Der Soundtrack zur Sommerromanze 2024: Mit „Sleep Now, In Reverse“ erschaffen IRESS schwül-sinnliche Doomgaze-Träume.
Es gibt Nächte, in denen die rot glühende Sonne wie in Zeitlupe untergeht und den orangefarbene Himmel wie eine Verheißung anmutet. Wenn die schwere Luft steht, am Rande der Dunkelheit, dann vermischt sich Traum mit Realität. In den Betten wird gewälzt, auf der Suche nach etwas Kühle, während es mit der Erotik nicht so weit her ist. Und doch gibt es um die Zeit von Canis Major eine Sinnlichkeit die lockt, mit Eros in Lauerstellung. All das gießen IRESS in ihr Album „Sleep Now, In Reverse“. Die kalifornische Doomgaze-Band hat schon auf ihrer letztjährigen EP „Solace“ eine gute Figur gemacht, also was soll an dem dritten Album der Band schiefgehen?
Michelle Malleys entwaffnende Stimme steht im Zentrum der Musik: „Sleep Now, In Reverse“ lässt hin und wieder vergessen, dass IRESS eine volle Band ist.
IRESS liegen mit ihren sinnlich-atmosphärischen Songs irgendwo zwischen KING WOMAN und HOLY FAWN, mit einem Hauch „White Pony“-DEFTONES und SLOWDIVE. Ganz klar, hier gibt es große Gefühle, und das, obwohl sich IRESS in Sachen Pathos zurückhalten. Sängerin Michelle Malley muss mit ihrer gehauchten, rauchigen Stimme ihre Lyrics nur hinaussingen und schon mit dem Opener „Falling“ mag man ihr verfallen. Bei dieser Stimme gerät die Band fast in Vergessenheit, doch Gitarrist Graham Walker, der mal wavige und mal breitwandige Riffs spielt, mal subtile Melodien aus sich fließen lässt und hin und wieder nur kleine Akzente setzt, kreiert zusammen mit der Rhythmuseinheit die Basis der Songs.
Auch wenn „Sleep Now, In Reverse“ zehn Songs lang vor sich hin schwelgt, unterscheiden sich die einzelnen Stücke voneinander. Da gibt es die nahezu metallische, bisweilen dramatische Heaviness in „The Remains“ und „Knell Mara“, die der Band etwas weniger gut steht als die schwebende Melancholie von „Leviathan (The Fog)“ uns „In Reverse“. Und doch funktionieren beide Pole von IRESS, gerade wenn sie wie in „Ever Under“ und „The Remains aufeinander treffen. So schafft die Formation es, dass „Sleep Now, In Reverse“ in sich geschlossen klingt und subtil abwechslungsreich ist.
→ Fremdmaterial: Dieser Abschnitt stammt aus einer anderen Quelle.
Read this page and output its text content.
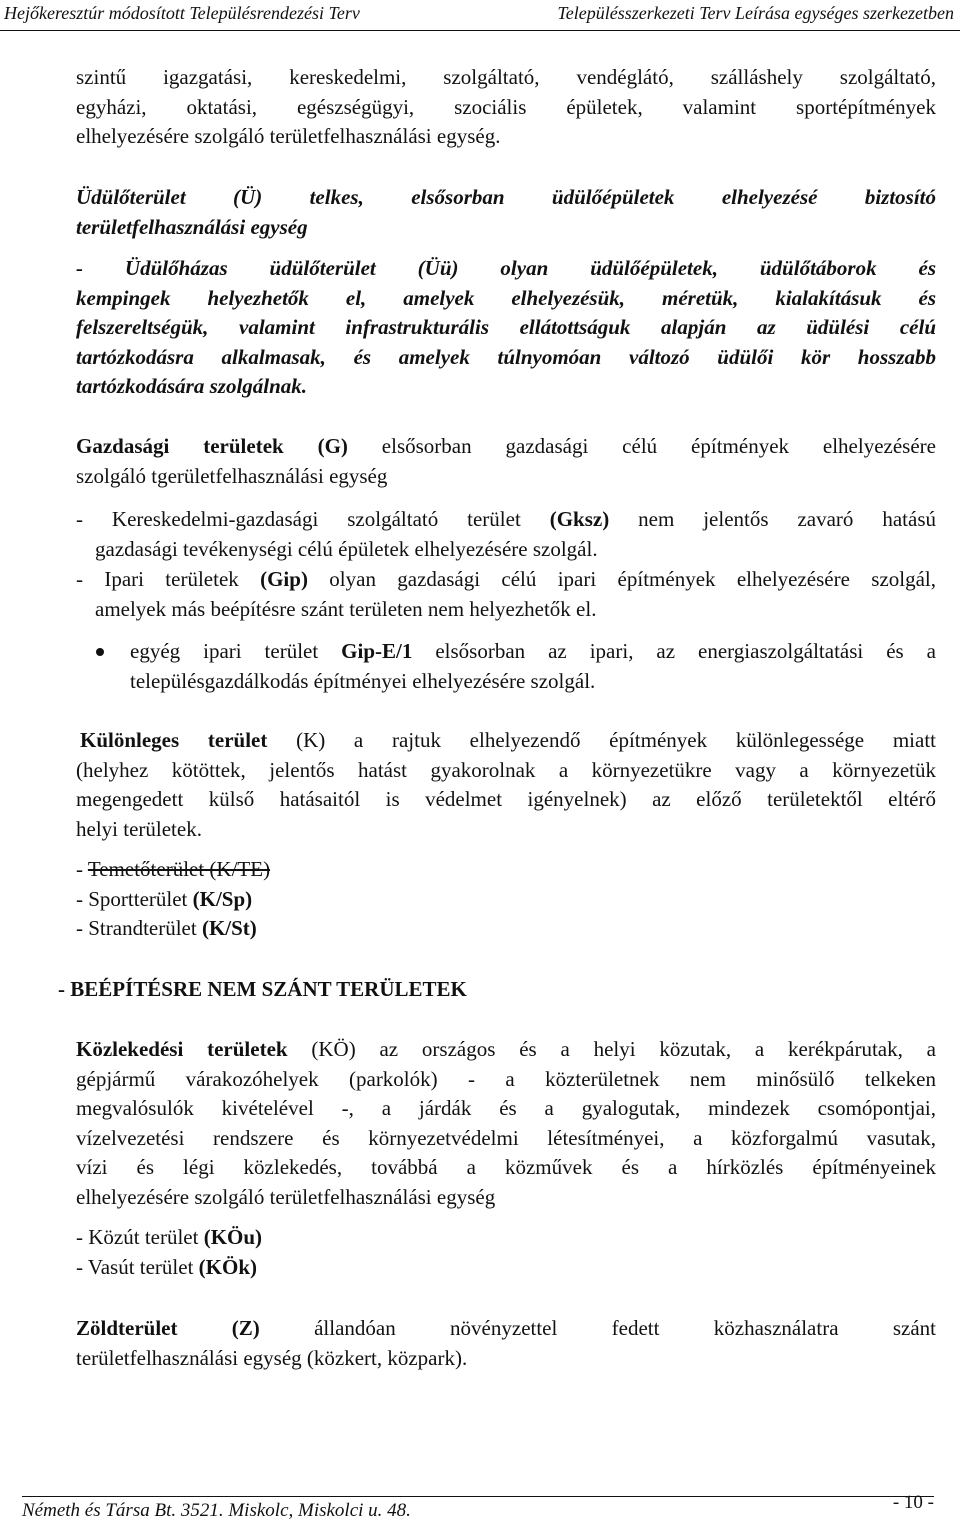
Hejőkeresztúr módosított Településrendezési Terv	Településszerkezeti Terv Leírása egységes szerkezetben
szintű igazgatási, kereskedelmi, szolgáltató, vendéglátó, szálláshely szolgáltató,
egyházi, oktatási, egészségügyi, szociális épületek, valamint sportépítmények
elhelyezésére szolgáló területfelhasználási egység.
Üdülőterület (Ü) telkes, elsősorban üdülőépületek elhelyezésé biztosító
területfelhasználási egység
- Üdülőházas üdülőterület (Üü) olyan üdülőépületek, üdülőtáborok és
kempingek helyezhetők el, amelyek elhelyezésük, méretük, kialakításuk és
felszereltségük, valamint infrastrukturális ellátottságuk alapján az üdülési célú
tartózkodásra alkalmasak, és amelyek túlnyomóan változó üdülői kör hosszabb
tartózkodására szolgálnak.
Gazdasági területek (G) elsősorban gazdasági célú építmények elhelyezésére
szolgáló tgerületfelhasználási egység
- Kereskedelmi-gazdasági szolgáltató terület (Gksz) nem jelentős zavaró hatású
gazdasági tevékenységi célú épületek elhelyezésére szolgál.
- Ipari területek (Gip) olyan gazdasági célú ipari építmények elhelyezésére szolgál,
amelyek más beépítésre szánt területen nem helyezhetők el.
egyég ipari terület Gip-E/1 elsősorban az ipari, az energiaszolgáltatási és a
településgazdálkodás építményei elhelyezésére szolgál.
Különleges terület (K) a rajtuk elhelyezendő építmények különlegessége miatt
(helyhez kötöttek, jelentős hatást gyakorolnak a környezetükre vagy a környezetük
megengedett külső hatásaitól is védelmet igényelnek) az előző területektől eltérő
helyi területek.
- Temetőterület (K/TE)
- Sportterület (K/Sp)
- Strandterület (K/St)
- BEÉPÍTÉSRE NEM SZÁNT TERÜLETEK
Közlekedési területek (KÖ) az országos és a helyi közutak, a kerékpárutak, a
gépjármű várakozóhelyek (parkolók) - a közterületnek nem minősülő telkeken
megvalósulók kivételével -, a járdák és a gyalogutak, mindezek csomópontjai,
vízelvezetési rendszere és környezetvédelmi létesítményei, a közforgalmú vasutak,
vízi és légi közlekedés, továbbá a közművek és a hírközlés építményeinek
elhelyezésére szolgáló területfelhasználási egység
- Közút terület (KÖu)
- Vasút terület (KÖk)
Zöldterület (Z) állandóan növényzettel fedett közhasználatra szánt
területfelhasználási egység (közkert, közpark).
Németh és Társa Bt. 3521. Miskolc, Miskolci u. 48.	- 10 -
IRESS funktionieren als Quartett, setzen keine großen Soundeffekte ein, jedes der Bandmitglieder hat im Soundbild seinen Platz. Und genau hier ist die Erfahrung der seit 2010 aktiven Band spürbar.
IRESS balancieren zwischen Verträumtheit und Heaviness: „Sleep Now, In Reverse“ ist gerade dann am besten, wenn beide Pole verbunden werden.
„Sleep Now, In Reverse“ ist gleichermaßen heavy und gefühlvoll, kann aber nicht immer zupacken. Zwischendurch gibt es da einige Momente, in denen sich die Musik ein wenig zieht, hin und wieder wirken die Instrumentalisten zudem etwas unterspannt – siehe „Mercy“ – und könnten etwas zwingender agieren. Und doch klimaxen IRESS mit dem unfassbar schönen „Sanctuary“, das sich zu einem kleinen Epos mausert und das Album sehr versöhnlich enden lässt. Am Ende der 50 Minuten ist von Abkühlung keine Spur – durch IRESS fühlt sich die Nacht noch etwas schwüler an. Der Soundtrack zur Sommerromanze? Bestimmt. Ob aus dieser Affäre eine Langzeitbeziehung wird? Die Chancen stehen nicht schlecht.